COBECORE: recovering eco-climatological data from Belgian colonial archives using computer vision, machine learning and citizen science.

Digital Dreams Workshop 2017

Koen Hufkens1, Kim Jacobsen2, Hans Beeckman2, Piet Stoffelen3, Filip Vandelook3, Jan Van den Bulcke4, Michael Amara5, Hans Verbeeck6

1Richardson Lab, Harvard University, 2Wood Biology Service, Royal Museum for Central Africa, 3Botanic Garden Meise, 4Laboratory of Wood Technology, Ghent University, 5State Archives Belgium, 6CAVElab Computational and Applied Vegetation Ecology, Ghent University

The historical archives of the ‘Institut National d’Etudes Agronomique du Congo Belge (INEAC)’ and ‘La régie des plantations de la colonie (REPCO)’, spanning approximately six decades (~1901 – 1960), at the State Archives, the Royal Museum for Central Africa and the herbarium collections of the Botanic Garden Meise hold vast amounts of data including historical forestry, climatological, ecological, biodiversity data and aerial photographs, with great potential and relevance for basic and applied forestry research in the central Congo Basin.
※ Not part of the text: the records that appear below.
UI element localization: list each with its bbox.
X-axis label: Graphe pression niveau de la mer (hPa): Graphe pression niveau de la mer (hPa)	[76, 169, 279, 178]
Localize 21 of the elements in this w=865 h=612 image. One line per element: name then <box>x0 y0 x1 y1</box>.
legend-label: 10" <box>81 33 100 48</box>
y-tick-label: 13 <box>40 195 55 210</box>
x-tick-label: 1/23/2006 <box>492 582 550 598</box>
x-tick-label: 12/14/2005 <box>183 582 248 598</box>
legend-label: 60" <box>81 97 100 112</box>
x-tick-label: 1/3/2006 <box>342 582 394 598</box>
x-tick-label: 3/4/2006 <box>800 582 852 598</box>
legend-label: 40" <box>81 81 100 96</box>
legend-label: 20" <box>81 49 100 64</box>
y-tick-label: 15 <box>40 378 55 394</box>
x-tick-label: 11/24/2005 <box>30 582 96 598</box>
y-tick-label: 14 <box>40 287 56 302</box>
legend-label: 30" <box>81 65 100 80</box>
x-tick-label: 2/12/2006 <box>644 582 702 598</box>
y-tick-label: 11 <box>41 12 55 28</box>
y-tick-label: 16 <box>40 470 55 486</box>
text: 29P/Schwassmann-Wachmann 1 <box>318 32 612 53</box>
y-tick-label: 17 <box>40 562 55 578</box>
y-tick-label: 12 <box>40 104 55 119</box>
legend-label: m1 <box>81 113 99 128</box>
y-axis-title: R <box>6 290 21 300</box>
The COBECORE project aims to establish these baseline measurements by valorizing eco-climatological legacy data available within the INEAC archives and complementary historical archives and natural history collections. The project will make information stored in analog archives digitally accessible, through computer vision, machine learning and citizen science approaches. In particular, we use (elastic) image registration, and convolutional neural networks to facilitate the extraction and transcription of handwritten data entries in combination with and supported by citizen science based validation data. The project will result in a multi-faceted database, while linking (meta-) data to existing data records (i.e. digitized herbarium specimen at the Botanical Garden Meise), for direct applications in forestry research.

Here we report on the first half year of data recovery and discuss progress made in the automated data registration and transcription as well as the use of crowdsourcing / citizen science platform. The COBECORE project validates and underscores the importance of an interdisciplinary approach connecting the humanities and information technology (computer science) in unlocking archived (analog) data in support of the natural sciences.